Podemos concluir, assim, que no sistema da virtualidade o fenômeno do “déjà vu” se apresenta como uma categoria específica de percepção, é uma falha na unidade de uma determinada dimensão que permite ver a sobreposição de outras, constituindo-se, deste modo, em uma categoria transgressora do sistema. A mulher de Marienbad, em certa cena, diz: “não há como fugir”. No entanto ela foge, tanto dentro do filme, tornando-se uma estátua, quanto com a própria realização do filme: nos dois modos, através da arte.
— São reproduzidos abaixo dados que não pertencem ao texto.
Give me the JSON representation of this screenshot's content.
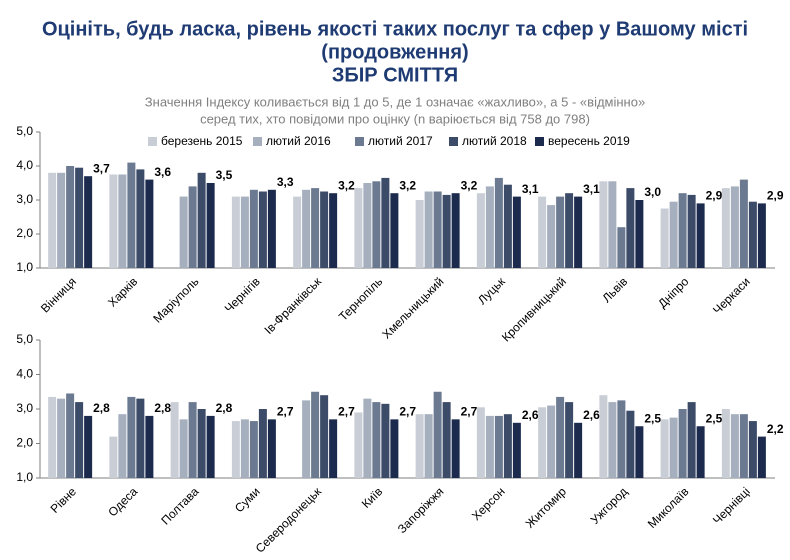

E é também à arte, no mundo hiperreal da cultura contemporânea descrito por Baudrillard, que cabe o papel transgressor, como o “déjà vu”, de desvelar as camadas de sentido que formam a realidade.

E parecem ter sido feitas para dar fecho à nossa investigação essas palavras do cineasta Luis Buñuel:

 

“Ficou portanto acertado que o tema seria ‘O cinema Como Expressão Artística', ou mais concretamente, como instrumento de poesia, com todas as possíveis implicações desta palavra no sentido libertador, de subversão da realidade, de liminar do mundo maravilhoso do subconsciente, de inconformismo com a estreita sociedade que nos cerca”

(Buñuel, 1991)


 

Bibliografia:

 

BAUDRILLARD, Jean. Televisão/Revolução: o caso Romênia. In. PARENTE, André (org). Imagem-máquina: a era das tecnologias do virtual. Rio de Janeiro: Ed. 34, 1993.

 

___________________. Simulations. New York: Semiotext(e), 1981. apud http://www.csun.edu/~hfspc002/baud/

 

BIOY CASARES, Adolfo. A Invenção de Morel. São Paulo: Cosac Naify, 2006.

 

BUÑUEL, Luis. Cinema: instrumento de poesia. In. XAVIER, Ismail (org.). A Experiência do Cinema . Rio de Janeiro: Ed. Graal, 1991.

 

MACHADO, Arlindo. O Filme Ensaio . Concinnitas: Revista do Instituto de Artes da UERJ, vol. 5, n. 5 (dez 2003).Rio de Janeiro:UERJ, ART, 2003

 

__________________. Máquina e Imagem: o desafio das poéticas tecnológicas. São Paulo: Edusp, 1993.

 

RESNAIS, Alain. L'année dernière à Marienbad. Roteiro de Alain Robbe-Grillet. FRA/ITA, 1961.

 

SILVA, Sônia Maria O. O jogo cênico em Marienbad – marcas do teatro na narrativa fílmica . Caligrama: Revista de Estudos em Linguagem e Mídia, vol. 1, n. 2 (jan-abr 2006). São Paulo: USP, ECA, 2006.